DESCRIPTION OF REGISTRANTS SECURITIES
REGISTERED PURSUANT TO SECTION 12 OF
THE SECURITIES EXCHANGE ACT OF 1934
The following is a brief description of the securities of Universal Biosensors, Inc. (UBI, our company, the
company, we, us, or our) registered pursuant to Section 12 of the Securities Exchange Act, as amended (the Exchange Act). We refer in this description of securities to our amended and
restated certificate of incorporation as our certificate of incorporation, and we refer to our amended and restated by-laws as our by-laws. The following description of
a capital stock does not purport to be complete and is subject to, and qualified in its entirety by, our charter and our by-laws and the applicable provisions of the Delaware General Corporation Law. For a
complete description of our capital stock, you should read our certificate of incorporation and by-laws, which are incorporated by reference as exhibits, to this Annual Report on Form 10-K.
Our shares of common stock are not currently traded on any established United States public trading market. We have not sought the quotation of
our shares of common stock on any United States public trading market, and we cannot assure you that we will seek to be quoted on any United States public trading market or that we would meet any applicable listing requirements. Since
December 13, 2006 our shares of common stock are traded on the Australian Securities Exchange (ASX) in the form of CHESS Depositary Interests, or CDIs, under the ASX trading code UBI.
Our authorized capital stock consists of 300,000,000 shares of common stock, par value of U.S.$0.0001 per share, and 1,000,000 shares of
undesignated preferred stock, par value of U.S.$0.01 per share.
The rights attaching to our shares of common stock are derived through a combination of our certificate of incorporation, by-laws and the Delaware General Corporation Law and other applicable laws. Holders of our shares of common stock are entitled to notice of and to be present at and to vote at stockholder meetings. One third of the
issued shares of common stock outstanding and entitled to vote at a meeting, present in person or represented by proxy, constitute a quorum at all meetings of stockholders. Special meetings of stockholders may be called only by our board of
directors, our chairman or certain of our executive officers. There is no ability for stockholders to call a special meeting. Holders of our shares of common stock are entitled to one vote for each share held of record for the election of directors
and on all matters submitted to a vote of stockholders. Holders of our shares of common stock are entitled to receive dividends ratably, if any, as may be declared by our board of directors out of legally available funds, subject to any preferential
dividend rights of any preferred stock then outstanding and Delaware General Corporation Law. Upon our dissolution, liquidation or winding up, holders of our common stock are entitled to share ratably in our net assets legally available after the
payment of all our debts and other liabilities, subject to the preferential rights of any preferred stock then outstanding. Holders of our common stock are not entitled to cumulative voting rights with respect to the election of directors, and our
shares of common stock have no preemptive, subscription, redemption or conversion rights. The rights, preferences and privileges of holders of common stock are subject to, and may be adversely affected by, the rights of the holders of shares of any
series of preferred stock that we may designate and issue in the future.

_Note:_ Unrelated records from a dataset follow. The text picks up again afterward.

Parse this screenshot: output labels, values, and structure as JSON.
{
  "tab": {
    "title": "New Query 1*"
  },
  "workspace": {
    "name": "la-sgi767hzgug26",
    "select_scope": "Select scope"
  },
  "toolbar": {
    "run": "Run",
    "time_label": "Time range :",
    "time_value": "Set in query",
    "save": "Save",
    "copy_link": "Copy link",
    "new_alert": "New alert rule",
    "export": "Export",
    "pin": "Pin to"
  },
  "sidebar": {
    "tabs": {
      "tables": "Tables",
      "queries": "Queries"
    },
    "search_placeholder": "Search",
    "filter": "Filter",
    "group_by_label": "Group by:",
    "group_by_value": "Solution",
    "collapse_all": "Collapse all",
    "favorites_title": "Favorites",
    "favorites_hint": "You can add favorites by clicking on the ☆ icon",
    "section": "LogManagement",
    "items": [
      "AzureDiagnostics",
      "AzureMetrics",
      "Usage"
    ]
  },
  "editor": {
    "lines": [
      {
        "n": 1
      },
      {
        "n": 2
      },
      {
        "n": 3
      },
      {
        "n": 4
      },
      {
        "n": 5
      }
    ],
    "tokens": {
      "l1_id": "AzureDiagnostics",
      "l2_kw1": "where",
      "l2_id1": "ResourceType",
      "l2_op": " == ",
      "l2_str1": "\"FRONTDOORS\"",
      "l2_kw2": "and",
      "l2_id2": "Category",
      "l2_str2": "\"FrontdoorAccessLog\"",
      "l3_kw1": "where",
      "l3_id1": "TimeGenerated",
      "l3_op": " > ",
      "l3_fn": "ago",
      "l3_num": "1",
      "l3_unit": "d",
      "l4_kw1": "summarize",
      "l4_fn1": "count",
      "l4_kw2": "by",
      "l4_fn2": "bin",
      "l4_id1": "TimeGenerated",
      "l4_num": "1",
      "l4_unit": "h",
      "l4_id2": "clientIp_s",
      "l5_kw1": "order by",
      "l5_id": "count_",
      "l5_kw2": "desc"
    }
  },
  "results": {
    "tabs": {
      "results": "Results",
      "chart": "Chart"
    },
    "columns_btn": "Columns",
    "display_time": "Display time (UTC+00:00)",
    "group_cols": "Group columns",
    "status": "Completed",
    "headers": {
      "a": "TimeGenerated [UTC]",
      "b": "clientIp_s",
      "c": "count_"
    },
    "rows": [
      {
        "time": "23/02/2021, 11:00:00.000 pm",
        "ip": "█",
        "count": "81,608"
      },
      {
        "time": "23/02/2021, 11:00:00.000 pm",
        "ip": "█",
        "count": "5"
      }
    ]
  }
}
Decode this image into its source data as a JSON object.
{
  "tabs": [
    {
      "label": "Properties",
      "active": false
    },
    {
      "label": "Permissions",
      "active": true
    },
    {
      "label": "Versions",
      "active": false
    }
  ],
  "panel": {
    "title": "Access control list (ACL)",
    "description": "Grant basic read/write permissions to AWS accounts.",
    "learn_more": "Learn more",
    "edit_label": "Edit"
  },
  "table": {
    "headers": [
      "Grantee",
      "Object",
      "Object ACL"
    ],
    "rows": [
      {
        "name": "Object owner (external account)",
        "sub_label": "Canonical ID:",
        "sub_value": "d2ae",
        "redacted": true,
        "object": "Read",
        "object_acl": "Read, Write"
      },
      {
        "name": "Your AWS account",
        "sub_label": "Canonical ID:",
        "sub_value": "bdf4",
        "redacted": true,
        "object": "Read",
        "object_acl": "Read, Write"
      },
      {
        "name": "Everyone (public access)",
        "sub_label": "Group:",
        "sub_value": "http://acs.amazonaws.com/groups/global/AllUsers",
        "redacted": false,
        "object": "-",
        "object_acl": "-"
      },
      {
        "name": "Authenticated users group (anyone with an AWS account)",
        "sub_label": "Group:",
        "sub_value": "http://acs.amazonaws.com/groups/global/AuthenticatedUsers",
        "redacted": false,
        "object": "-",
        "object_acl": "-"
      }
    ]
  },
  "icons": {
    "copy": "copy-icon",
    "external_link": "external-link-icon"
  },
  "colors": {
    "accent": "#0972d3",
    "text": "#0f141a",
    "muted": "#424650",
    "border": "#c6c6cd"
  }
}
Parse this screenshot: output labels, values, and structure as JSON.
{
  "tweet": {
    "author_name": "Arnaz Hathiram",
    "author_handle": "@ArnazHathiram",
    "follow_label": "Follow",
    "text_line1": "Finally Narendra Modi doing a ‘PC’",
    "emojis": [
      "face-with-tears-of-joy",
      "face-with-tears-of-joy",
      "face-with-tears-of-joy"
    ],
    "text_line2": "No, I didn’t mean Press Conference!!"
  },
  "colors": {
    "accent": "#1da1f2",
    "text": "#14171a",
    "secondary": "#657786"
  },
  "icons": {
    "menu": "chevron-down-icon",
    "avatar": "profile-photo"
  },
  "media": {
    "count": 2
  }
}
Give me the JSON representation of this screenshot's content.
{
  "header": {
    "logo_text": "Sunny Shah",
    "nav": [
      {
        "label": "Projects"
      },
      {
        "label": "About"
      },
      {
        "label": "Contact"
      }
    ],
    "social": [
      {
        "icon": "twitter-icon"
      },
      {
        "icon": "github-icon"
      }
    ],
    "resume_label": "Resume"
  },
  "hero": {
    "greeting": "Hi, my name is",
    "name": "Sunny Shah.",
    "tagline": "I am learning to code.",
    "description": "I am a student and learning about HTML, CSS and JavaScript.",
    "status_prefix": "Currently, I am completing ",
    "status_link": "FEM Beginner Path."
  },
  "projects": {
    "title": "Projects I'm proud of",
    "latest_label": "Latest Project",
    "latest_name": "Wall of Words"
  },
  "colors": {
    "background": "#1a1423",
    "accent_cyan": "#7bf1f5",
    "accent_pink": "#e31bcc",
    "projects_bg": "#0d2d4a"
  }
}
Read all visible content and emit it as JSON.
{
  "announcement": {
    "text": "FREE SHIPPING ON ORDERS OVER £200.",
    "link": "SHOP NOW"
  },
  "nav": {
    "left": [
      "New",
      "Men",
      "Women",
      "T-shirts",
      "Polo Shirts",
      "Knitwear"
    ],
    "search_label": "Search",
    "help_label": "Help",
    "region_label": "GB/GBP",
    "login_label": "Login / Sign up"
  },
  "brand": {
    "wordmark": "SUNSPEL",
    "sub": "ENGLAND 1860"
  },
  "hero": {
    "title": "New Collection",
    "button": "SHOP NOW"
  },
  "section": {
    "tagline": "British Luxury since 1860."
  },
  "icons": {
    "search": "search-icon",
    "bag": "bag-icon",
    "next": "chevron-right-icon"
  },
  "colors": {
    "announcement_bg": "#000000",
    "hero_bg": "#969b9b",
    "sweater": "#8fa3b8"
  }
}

In order to allow trading of our common stock on the Australian
Securities Exchange, or ASX, CHESS Depositary Interests, or CDIs, are issued to stockholders in uncertificated form, and our certificate of incorporation and by-laws contain provisions designed to incorporate
the requirements of the listing rules of the ASX into such documents for as long as we are listed on the ASX. CDIs represent beneficial ownership of the underlying share of our common stock, the legal ownership of which is held by CHESS Depository
Nominees Pty Ltd, or CDN, which is controlled by ASX. CDIs are structured so that each of the CDIs represents one of our shares of common stock. A CDI holder may choose to either leave their holdings in the form of CDIs (so that legal title remains
in the name of CDN) or convert the CDIs into shares of common stock and hold legal title in their own right. Our shares are quoted on the ASX, but trades are settled by the delivery of CDIs. Legal title to all shares remains with CDN, unless and
until a CDI holder requests in writing a transfer of beneficially owned shares from CDN to the holder, in which case a paper transfer will be effected in accordance with our certificate of incorporation and
by-laws. We maintain a register of individual CDI holders through Registries Limited in Sydney, Australia.